By Arathy Somasekhar
HOUSTON (Reuters) -Oil prices eased slightly in choppy trade on Thursday with Brent still below $70 under pressure from trade tariffs between the U.S., Canada, Mexico and China, and OPEC+ plans to raise output.
Those factors and a larger than expected build in U.S. crude inventories had sent Brent as low as $68.33 on Wednesday, its weakest since December 2021.
Brent futures were down 29 cents, or 0.4%, at $69.03 a barrel by 11:10 a.m. ET (1610 GMT) on Thursday while U.S. West Texas Intermediate crude futures eased 37 cents, or 0.6%, to $65.90.
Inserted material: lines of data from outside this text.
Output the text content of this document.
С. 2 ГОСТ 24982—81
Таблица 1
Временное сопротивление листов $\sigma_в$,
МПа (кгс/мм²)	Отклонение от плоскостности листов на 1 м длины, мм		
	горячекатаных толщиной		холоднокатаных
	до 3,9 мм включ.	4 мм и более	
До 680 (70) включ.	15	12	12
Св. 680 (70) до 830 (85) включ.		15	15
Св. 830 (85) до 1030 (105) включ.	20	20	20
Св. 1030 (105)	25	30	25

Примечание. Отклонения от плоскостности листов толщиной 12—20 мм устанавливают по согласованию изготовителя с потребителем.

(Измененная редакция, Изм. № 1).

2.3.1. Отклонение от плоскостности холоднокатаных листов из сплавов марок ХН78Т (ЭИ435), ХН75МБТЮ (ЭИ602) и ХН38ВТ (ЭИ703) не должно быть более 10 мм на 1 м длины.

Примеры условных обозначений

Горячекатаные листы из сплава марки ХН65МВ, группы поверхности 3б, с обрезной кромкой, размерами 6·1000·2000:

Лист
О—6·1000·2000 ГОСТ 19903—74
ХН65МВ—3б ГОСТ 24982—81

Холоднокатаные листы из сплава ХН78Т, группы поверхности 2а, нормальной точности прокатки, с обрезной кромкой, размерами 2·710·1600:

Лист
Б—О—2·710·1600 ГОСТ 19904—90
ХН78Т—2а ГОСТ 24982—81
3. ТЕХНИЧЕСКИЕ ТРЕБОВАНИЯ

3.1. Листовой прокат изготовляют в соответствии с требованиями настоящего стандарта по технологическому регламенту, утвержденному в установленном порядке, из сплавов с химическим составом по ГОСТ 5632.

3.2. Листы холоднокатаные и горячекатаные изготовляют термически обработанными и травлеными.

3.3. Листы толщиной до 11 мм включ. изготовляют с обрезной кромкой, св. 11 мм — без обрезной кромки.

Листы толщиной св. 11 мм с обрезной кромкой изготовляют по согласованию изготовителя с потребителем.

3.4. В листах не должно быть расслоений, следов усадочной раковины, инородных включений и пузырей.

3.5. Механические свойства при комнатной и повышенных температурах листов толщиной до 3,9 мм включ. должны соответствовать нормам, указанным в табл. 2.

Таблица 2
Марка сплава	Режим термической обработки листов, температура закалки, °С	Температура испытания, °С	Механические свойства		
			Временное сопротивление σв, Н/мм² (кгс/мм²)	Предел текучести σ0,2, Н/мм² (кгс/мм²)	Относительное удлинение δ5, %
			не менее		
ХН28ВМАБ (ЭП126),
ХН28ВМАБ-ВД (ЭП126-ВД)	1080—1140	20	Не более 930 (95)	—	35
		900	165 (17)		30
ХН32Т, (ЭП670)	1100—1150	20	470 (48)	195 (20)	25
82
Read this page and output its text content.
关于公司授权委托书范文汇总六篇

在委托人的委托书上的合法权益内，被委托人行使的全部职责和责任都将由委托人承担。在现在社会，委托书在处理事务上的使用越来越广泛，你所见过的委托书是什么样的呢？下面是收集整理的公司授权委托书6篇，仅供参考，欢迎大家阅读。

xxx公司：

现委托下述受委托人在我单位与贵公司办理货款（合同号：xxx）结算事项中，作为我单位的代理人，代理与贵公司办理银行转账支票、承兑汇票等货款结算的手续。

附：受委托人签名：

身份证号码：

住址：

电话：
“The OPEC news of adding barrels next month, along with a Russian/Ukraine peace deal now looking more promising and a flip/flop of tariffs is keeping crude in a volatile trade,” said Dennis Kissler, senior vice president of trading at BOK Financial.
Prices had fallen after the U.S. enacted tariffs on Canadian and Mexican goods, including energy imports, at the same time major producers decided to raise output quotas for the first time since 2022.
Oil recovered and stabilised somewhat after the U.S. said it will make automakers exempt from the 25% tariffs.
A source familiar with the discussions said that U.S. President Donald Trump could eliminate the 10% tariff on Canadian energy imports, such as crude oil and gasoline, that comply with existing trade agreements.
Downside risks on demand will likely be greater than supply side risks at this point with the additional oil coming from OPEC, said Scott Shelton, energy analyst at TP ICAP.
“Spare capacity can offset supply losses, but there is no way to fix demand, which should flounder under the weight of sanctions and underperform,” Shelton added.
The OPEC+ producer group, comprising the Organization of the Petroleum Exporting Countries and allies including Russia, decided on Monday to increase output for the first time since 2022.
One OPEC+ delegate, commenting on the market’s reaction to Monday’s decision, said the price drop looked overdone and hoped that the market was now on a “gradual recovery”.
The retreat in prices after Monday’s news was then exacerbated on Wednesday by a rise in U.S. crude inventories, said ANZ’s Hynes.
Crude stockpiles in the U.S., the world’s biggest oil consumer, rose more than expected last week, buoyed by seasonal refinery maintenance, while gasoline and distillate inventories fell because of a hike in exports, the Energy Information Administration said on Wednesday.
Tariffs also remain in effect on U.S. imports of Mexican crude, a smaller supply stream than Canadian crude but an important one for U.S. refineries on the Gulf Coast.
Meanwhile, Chinese officials have flagged that more stimulus is possible if economic growth slows, seeking to support consumption and cushion the impact of an escalating trade war with the U.S.